Jean-Baptiste Santerre
Magny-en-Vexin, 1651 – Paris, 1717
Jeune homme tirant une épée, vers 1711
Huile sur toile
73,5 x 60 cm
Bibliographie
A.-J. Dezallier d’Argenville, Abrégé de la vie des plus fameux peintres, Paris, 1762, t. IV, p. 262
C. Lesné, « Jean-Baptiste Santerre (1651-1717) », Bulletin de la Société de l’histoire de l’art français, année 1988, Paris, 1989, p. 88-89 (comme perdu)
Estampe
Gravé par C. Bricard
Né à Magny-en-Vexin en 1651, Jean-Baptiste Santerre se forme aux côtés de François Lemaire, neveu du peintre d’architecture Jean Lemaire, puis entre en apprentissage chez Bon Boullogne vers 1675. Le début de sa carrière est mal connu mais il est agréé comme peintre d’histoire à l’Académie royale de peinture et de sculpture en 1698 et reçu quelques années plus tard, en 1704, avec une Suzanne et les vieillards (Paris, musée du Louvre). Logé au Louvre à partir de 1708, il bénéficie de la protection de Louis XIV, qui lui commande plusieurs peintures (Sainte Thérèse pour la chapelle de Versailles, 1710, Versailles, musée du château). Ses compositions historiques restent cependant relativement peu nombreuses. Santerre sera surtout reconnu pour ses portraits et, à ce titre, bénéficie du soutien affirmé du Régent, que l’artiste représente à plusieurs reprises (Portrait du Régent et de Madame de Parabère, Versailles, musée du château). Mais c’est avec les demi-figures de fantaisie que Santerre acquiert la célébrité.

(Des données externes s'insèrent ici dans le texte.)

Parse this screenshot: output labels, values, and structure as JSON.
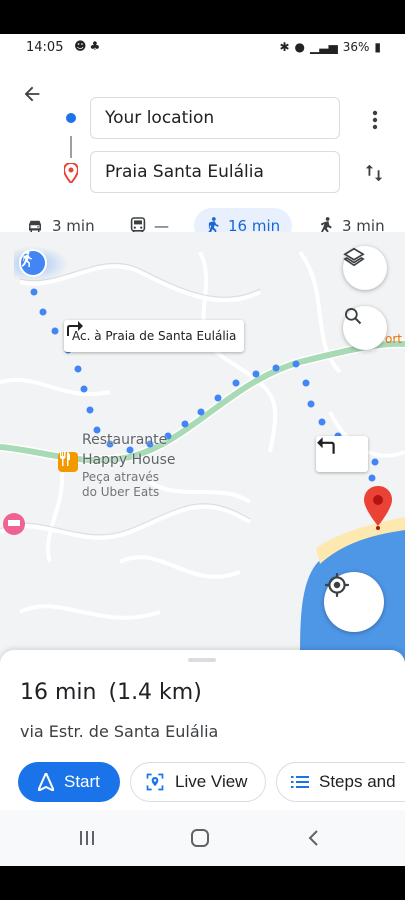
{
  "status": {
    "time": "14:05",
    "left_icons": [
      "whatsapp-icon",
      "fox-icon"
    ],
    "battery": "36%"
  },
  "directions": {
    "from": "Your location",
    "to": "Praia Santa Eulália"
  },
  "modes": [
    {
      "name": "car-icon",
      "value": "3 min",
      "active": false
    },
    {
      "name": "transit-icon",
      "value": "—",
      "active": false
    },
    {
      "name": "walk-icon",
      "value": "16 min",
      "active": true
    },
    {
      "name": "ride-icon",
      "value": "3 min",
      "active": false
    }
  ],
  "map": {
    "turn_label": "Ac. à Praia de Santa Eulália",
    "poi_name_1": "Restaurante",
    "poi_name_2": "Happy House",
    "poi_sub_1": "Peça através",
    "poi_sub_2": "do Uber Eats",
    "road_label": "ort"
  },
  "sheet": {
    "duration": "16 min",
    "distance": "(1.4 km)",
    "via": "via Estr. de Santa Eulália",
    "start_label": "Start",
    "live_view_label": "Live View",
    "steps_label": "Steps and"
  },
  "colors": {
    "accent": "#1a73e8",
    "route_green": "#a8dab5",
    "route_dots": "#4285f4",
    "pin_red": "#ea4335",
    "water": "#4e96e6",
    "beach": "#fde9b0"
  }
}
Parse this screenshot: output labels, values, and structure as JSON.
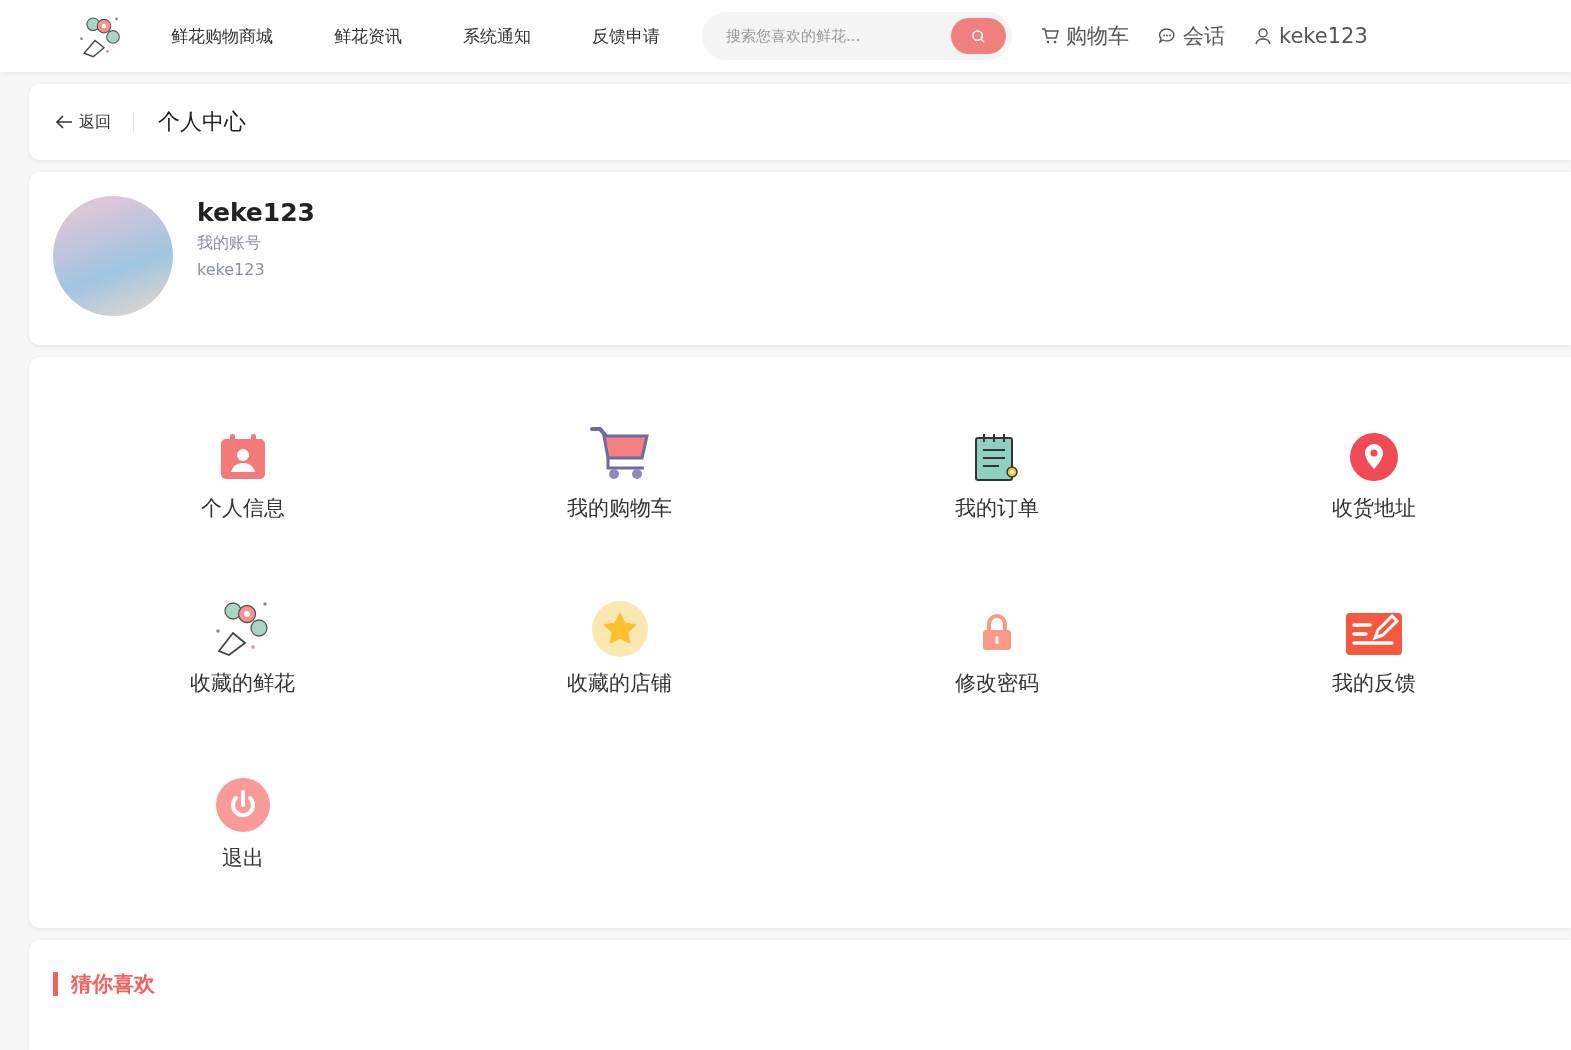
{
  "nav": {
    "links": [
      {
        "label": "鲜花购物商城"
      },
      {
        "label": "鲜花资讯"
      },
      {
        "label": "系统通知"
      },
      {
        "label": "反馈申请"
      }
    ],
    "search": {
      "placeholder": "搜索您喜欢的鲜花..."
    },
    "actions": [
      {
        "kind": "cart",
        "label": "购物车"
      },
      {
        "kind": "chat",
        "label": "会话"
      },
      {
        "kind": "user",
        "label": "keke123"
      }
    ]
  },
  "breadcrumb": {
    "back": "返回",
    "title": "个人中心"
  },
  "profile": {
    "name": "keke123",
    "account_label": "我的账号",
    "account": "keke123"
  },
  "menu": [
    {
      "label": "个人信息"
    },
    {
      "label": "我的购物车"
    },
    {
      "label": "我的订单"
    },
    {
      "label": "收货地址"
    },
    {
      "label": "收藏的鲜花"
    },
    {
      "label": "收藏的店铺"
    },
    {
      "label": "修改密码"
    },
    {
      "label": "我的反馈"
    },
    {
      "label": "退出"
    }
  ],
  "recommend": {
    "title": "猜你喜欢"
  }
}
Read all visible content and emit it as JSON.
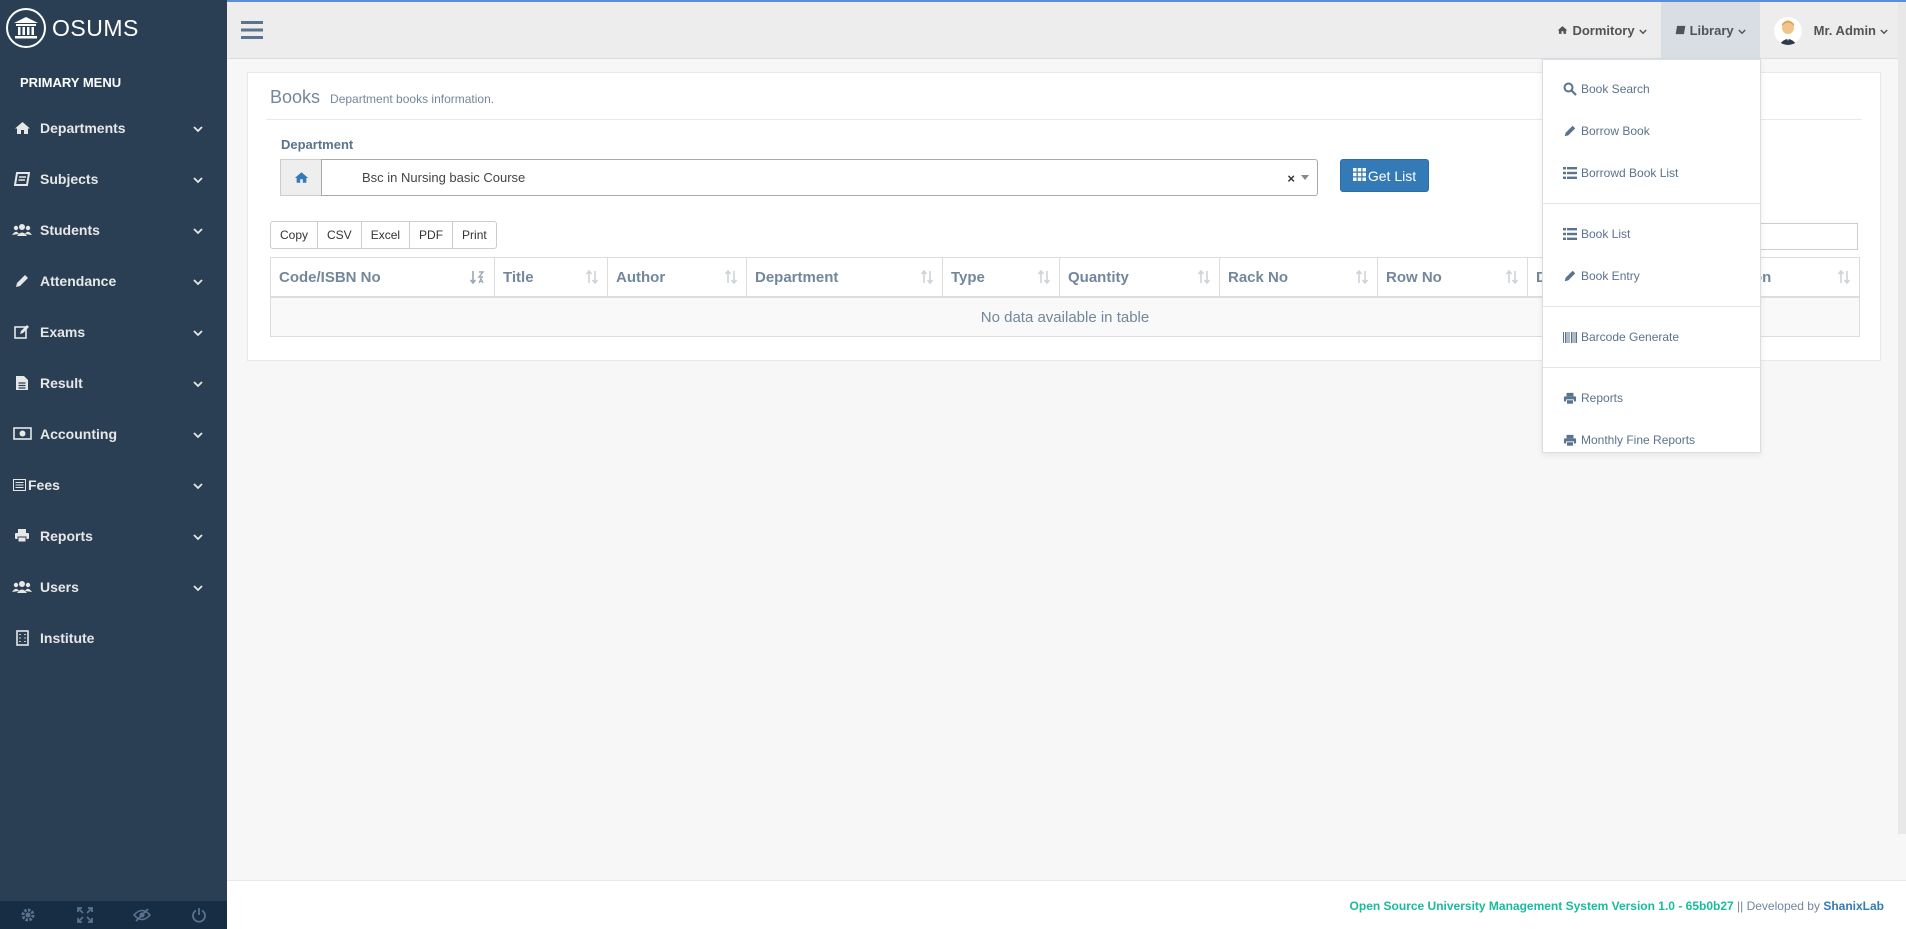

Autour de 1700, le peintre invente en effet une forme spécifique de portraits composés, mi-réels, mi-imaginaires, dans lesquels la figure du modèle est le support d’une allégorie très simple, évoquant une activité familière ou un trait de caractère, comme La Coupeuse de chou, spécialement appréciée (collection particulière). Notre Jeune homme tirant une épée est à cet égard tout à fait représentatif de ce type de peinture où la part de réalisme est faible dans le portrait mais où l’étude psychologique est en revanche extrêmement fine et poussée. Vêtu d’une chemise blanche, d’un bel habit rouge à boutons dorés et d’un chapeau à plume, notre Jeune homme tirant une épée joue au militaire en brandissant une épée qu’il tient des deux mains. Avec sincérité, celui-ci nous invite du regard à partager son jeu et sa joie de vivre. La touche du peintre est rapide et, si le pinceau revient délicatement sur les lumières, sur le visage et les mains, il court rapidement sur la redingote, laissant s’inscrire sur la toile, en fines traînées de matière, le souvenir de son agilité. On retrouve ici le coloris très personnel de l’artiste, ce dernier n’utilisant habituellement que quatre ou cinq terres pour former ses couleurs et garantir la pérennité de ses tableaux. Le fond est uni, seulement animé par le jeu des nuances du brun noisette, habilement modulé pour mettre en valeur la figure de l’enfant.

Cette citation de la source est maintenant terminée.